L’essor récent est lié à la diffusion des véhicules flex-fuel [1], qui représentent désormais entre 80 et 90 % des ventes de véhicules neufs. Le succès du pays dans ce domaine repose d’abord sur la culture de la canne à sucre (470 millions de tonnes en 2006-2007). Le Brésil dispose en effet de réels points forts : conditions agro-climatologiques favorables, replantation de la canne seulement tous les six ans, utilisation de la bagasse [2] comme source d’énergie dans les usines d’agrocarburants. La canne à sucre offre, par ailleurs, le meilleur rendement pour la production d’éthanol (7 000 litres à l’hectare, contre 3 000 pour le maïs aux Etats-Unis).

Les surfaces consacrées à la culture de la canne (6 millions d’hectares) pourraient théoriquement être étendues : il reste en effet 90 millions d’hectares de terres disponibles. Toutefois, l’objectif du gouvernement du président Lula de doubler la production d’éthanol d’ici à 2015 (17 milliards de litres en 2007, dont 20 % exportés), se heurte à de sérieuses difficultés : d’une part, les terres de savane (« cerrado ») ne conviennent pas à ce type de culture, pas plus que celles de l’Amazonie ; d’autre part, même si, selon les autorités brésiliennes, la déforestation ne peut pas être imputée au développement des agrocarburants, l’extension de la culture de la canne à sucre créerait une pression sur les autres usages de la terre. En ce qui concerne l’outil industriel de fabrication de l’éthanol, le pays est très performant, avec près de 500 usines en service ou en projet. Développée au départ avec des subventions publiques, la filière est désormais déréglementée. L’éthanol brésilien est compétitif par rapport à la production américaine et l’Europe ne pourrait soutenir la concurrence sans protection douanière.

Le biodiesel, substitut au gazole, fait l’objet d’une attention plus récente que celle portée à l’éthanol. Bien qu’il soit réservé depuis les années 1970 aux véhicules utilitaires et de transport collectif, le diesel reste le carburant le plus consommé au Brésil. L’incorporation de 2 % de biodiesel dans le diesel fossile, facultative depuis la loi de janvier 2005, est obligatoire depuis janvier 2008, avec un objectif de 5 % en 2013 (peut-être dès 2010). La matière utilisée pour sa fabrication est essentiellement le soja mais aussi l’huile de palme, le jatropha et le ricin. Selon le ministère du Développement agraire, le biodiesel brésilien répondrait à une triple vocation : économique (la facture du diesel représente 46 % du marché national des carburants) ; écologique (réduction des GES conformément au protocole de Kyoto) ; sociale (aide à plusieurs centaines de milliers de petits producteurs de régions peu développées, Nordeste en particulier, pour sortir de la misère). Rappelons toutefois que près de 12 millions d’hectares de terres brésiliennes (soit l’équivalent de 60 % des terres cultivées en France), sont déjà consacrés à des cultures génétiquement modifiées, du soja pour l’essentiel, avec des règles d’autorisation assouplies depuis 2007.

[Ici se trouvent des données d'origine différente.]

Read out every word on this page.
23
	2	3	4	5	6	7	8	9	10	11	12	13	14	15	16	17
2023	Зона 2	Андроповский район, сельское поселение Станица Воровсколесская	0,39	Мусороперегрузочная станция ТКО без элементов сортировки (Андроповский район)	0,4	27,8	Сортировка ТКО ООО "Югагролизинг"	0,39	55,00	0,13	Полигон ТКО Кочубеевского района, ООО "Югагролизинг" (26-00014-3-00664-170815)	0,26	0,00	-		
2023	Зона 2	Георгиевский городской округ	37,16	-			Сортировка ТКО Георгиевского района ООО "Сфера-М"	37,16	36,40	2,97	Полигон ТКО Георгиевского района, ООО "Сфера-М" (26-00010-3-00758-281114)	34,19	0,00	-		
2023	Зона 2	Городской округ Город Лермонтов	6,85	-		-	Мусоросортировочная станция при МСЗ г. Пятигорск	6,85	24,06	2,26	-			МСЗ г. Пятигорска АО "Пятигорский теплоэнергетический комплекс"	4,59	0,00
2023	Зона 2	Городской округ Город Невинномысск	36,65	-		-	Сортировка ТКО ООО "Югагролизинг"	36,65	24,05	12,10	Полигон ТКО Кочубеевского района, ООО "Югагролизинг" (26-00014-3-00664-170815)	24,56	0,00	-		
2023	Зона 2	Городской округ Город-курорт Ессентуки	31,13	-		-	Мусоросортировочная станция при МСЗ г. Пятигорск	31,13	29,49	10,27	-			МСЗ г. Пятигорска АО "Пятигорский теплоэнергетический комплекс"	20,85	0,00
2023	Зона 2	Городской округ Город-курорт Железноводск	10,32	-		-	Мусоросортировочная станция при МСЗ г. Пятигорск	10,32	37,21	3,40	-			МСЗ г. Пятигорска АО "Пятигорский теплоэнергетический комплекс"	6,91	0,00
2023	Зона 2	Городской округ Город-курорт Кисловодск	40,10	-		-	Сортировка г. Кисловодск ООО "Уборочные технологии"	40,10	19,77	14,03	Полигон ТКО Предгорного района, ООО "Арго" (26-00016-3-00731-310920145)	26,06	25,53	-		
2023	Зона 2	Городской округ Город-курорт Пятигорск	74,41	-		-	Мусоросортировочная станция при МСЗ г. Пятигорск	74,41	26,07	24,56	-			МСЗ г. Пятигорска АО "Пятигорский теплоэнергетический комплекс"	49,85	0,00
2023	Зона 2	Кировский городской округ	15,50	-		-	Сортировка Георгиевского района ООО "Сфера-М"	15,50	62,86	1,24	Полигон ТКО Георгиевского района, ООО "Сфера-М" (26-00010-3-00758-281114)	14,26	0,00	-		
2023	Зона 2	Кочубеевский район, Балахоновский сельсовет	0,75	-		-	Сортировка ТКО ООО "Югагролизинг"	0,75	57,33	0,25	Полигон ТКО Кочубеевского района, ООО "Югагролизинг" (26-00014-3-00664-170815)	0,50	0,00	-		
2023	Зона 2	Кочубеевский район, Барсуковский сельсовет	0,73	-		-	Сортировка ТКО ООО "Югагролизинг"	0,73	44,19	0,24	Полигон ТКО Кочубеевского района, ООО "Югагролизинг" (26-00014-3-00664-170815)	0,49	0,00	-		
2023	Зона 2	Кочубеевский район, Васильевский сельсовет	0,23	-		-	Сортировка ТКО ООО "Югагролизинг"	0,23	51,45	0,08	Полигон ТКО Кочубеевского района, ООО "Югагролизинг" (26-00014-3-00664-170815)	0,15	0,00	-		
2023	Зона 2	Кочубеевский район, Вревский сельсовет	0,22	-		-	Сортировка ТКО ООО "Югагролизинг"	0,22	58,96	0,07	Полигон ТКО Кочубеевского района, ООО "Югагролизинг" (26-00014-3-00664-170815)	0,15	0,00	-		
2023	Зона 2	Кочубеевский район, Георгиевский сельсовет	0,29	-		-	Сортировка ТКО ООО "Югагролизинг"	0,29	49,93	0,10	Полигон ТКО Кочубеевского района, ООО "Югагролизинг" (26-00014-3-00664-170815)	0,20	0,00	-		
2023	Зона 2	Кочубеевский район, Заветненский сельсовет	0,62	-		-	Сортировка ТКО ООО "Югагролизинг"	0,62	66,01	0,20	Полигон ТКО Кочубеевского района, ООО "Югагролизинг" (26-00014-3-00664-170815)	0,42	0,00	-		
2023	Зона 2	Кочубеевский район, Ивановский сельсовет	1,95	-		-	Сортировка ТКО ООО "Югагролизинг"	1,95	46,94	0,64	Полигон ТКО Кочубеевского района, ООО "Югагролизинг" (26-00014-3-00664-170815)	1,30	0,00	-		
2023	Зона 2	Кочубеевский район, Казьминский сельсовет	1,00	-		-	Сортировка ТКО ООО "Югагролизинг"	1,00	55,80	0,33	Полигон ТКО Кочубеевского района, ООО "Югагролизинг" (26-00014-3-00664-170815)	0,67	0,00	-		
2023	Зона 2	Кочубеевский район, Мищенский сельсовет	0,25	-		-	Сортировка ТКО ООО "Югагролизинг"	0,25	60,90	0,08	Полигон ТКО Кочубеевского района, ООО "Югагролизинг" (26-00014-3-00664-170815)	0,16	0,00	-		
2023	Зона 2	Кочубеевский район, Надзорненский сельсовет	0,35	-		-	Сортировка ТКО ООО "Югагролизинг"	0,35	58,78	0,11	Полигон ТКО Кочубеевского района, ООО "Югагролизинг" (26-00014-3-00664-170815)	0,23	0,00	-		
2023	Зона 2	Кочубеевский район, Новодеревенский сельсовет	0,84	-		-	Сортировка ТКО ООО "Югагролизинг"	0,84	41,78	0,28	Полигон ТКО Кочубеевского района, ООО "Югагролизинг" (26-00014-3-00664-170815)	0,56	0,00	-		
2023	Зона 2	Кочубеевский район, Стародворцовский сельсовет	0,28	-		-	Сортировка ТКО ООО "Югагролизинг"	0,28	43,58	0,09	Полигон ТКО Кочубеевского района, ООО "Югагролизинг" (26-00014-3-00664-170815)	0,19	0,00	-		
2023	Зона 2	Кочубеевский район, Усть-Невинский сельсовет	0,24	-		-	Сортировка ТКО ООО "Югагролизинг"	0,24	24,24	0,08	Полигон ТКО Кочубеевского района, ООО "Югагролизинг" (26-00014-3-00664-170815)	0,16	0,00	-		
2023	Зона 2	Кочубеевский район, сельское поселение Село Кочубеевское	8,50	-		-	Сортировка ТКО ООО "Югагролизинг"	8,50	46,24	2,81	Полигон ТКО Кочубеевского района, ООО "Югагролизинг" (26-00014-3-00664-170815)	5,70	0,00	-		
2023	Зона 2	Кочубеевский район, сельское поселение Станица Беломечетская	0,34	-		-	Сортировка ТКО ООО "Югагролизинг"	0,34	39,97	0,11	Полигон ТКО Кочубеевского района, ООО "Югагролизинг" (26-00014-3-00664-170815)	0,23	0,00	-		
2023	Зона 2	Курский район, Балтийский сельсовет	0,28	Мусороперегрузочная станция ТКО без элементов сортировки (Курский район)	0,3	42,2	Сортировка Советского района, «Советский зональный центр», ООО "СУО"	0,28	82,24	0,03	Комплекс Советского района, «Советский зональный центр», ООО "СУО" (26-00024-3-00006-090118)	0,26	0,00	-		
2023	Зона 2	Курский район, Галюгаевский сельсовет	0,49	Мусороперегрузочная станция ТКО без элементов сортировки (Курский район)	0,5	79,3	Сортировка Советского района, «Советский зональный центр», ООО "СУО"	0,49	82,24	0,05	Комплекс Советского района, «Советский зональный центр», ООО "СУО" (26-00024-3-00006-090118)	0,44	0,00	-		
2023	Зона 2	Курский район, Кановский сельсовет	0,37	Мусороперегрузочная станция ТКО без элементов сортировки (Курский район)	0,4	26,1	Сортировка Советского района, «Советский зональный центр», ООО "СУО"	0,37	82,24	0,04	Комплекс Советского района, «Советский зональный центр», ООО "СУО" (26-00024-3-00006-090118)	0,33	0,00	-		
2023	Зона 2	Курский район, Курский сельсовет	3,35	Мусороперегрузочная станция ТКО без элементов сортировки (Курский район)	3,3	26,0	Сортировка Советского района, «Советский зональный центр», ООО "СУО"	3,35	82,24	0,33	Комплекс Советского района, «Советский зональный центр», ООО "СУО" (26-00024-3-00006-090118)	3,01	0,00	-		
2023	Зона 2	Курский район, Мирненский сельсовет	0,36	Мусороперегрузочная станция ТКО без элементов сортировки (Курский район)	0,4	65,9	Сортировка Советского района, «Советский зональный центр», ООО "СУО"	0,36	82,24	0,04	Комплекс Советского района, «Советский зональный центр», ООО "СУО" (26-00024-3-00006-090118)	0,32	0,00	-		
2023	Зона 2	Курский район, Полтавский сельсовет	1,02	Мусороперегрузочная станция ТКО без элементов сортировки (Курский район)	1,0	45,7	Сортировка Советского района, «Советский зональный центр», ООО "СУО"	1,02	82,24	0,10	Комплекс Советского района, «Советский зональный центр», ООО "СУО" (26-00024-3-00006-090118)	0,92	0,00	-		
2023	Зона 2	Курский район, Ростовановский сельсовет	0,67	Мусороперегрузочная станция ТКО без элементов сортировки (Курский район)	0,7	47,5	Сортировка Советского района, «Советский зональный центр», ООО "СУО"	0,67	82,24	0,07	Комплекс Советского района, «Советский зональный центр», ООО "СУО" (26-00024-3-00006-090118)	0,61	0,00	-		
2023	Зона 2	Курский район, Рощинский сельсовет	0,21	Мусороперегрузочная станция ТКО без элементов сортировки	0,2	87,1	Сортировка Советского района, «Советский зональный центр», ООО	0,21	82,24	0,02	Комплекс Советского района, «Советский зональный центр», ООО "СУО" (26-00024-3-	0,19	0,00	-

Le Mouvement des sans-terre

“Nous sommes très inquiets. Ce que nous observons, c’est une puissante alliance entre les trois secteurs du capital transnational : les compagnies pétrolières, qui veulent réduire leur dépendance vis-à-vis du pétrole ; les entreprises automobiles, qui veulent continuer à profiter du modèle actuel de transport individuel, et les entreprises agroindustrielles, telles que Bunge, Cargill et Monsanto, qui veulent continuer de monopoliser le marché mondial de l’agriculture."
João Pedro Stedile, un des leaders du Mouvement des sans-terre au Brésil. Lire la suite.

Notes

[1Se dit des véhicules pouvant utiliser indifféremment de l’essence, de l’éthanol ou un mélange des deux, le choix se faisant en fonction des prix respectifs des deux produits.

[2Résidu végétal issu de l’usinage de la canne à sucre et qui peut être utilisé dans une chaudière pour la production du courant électrique.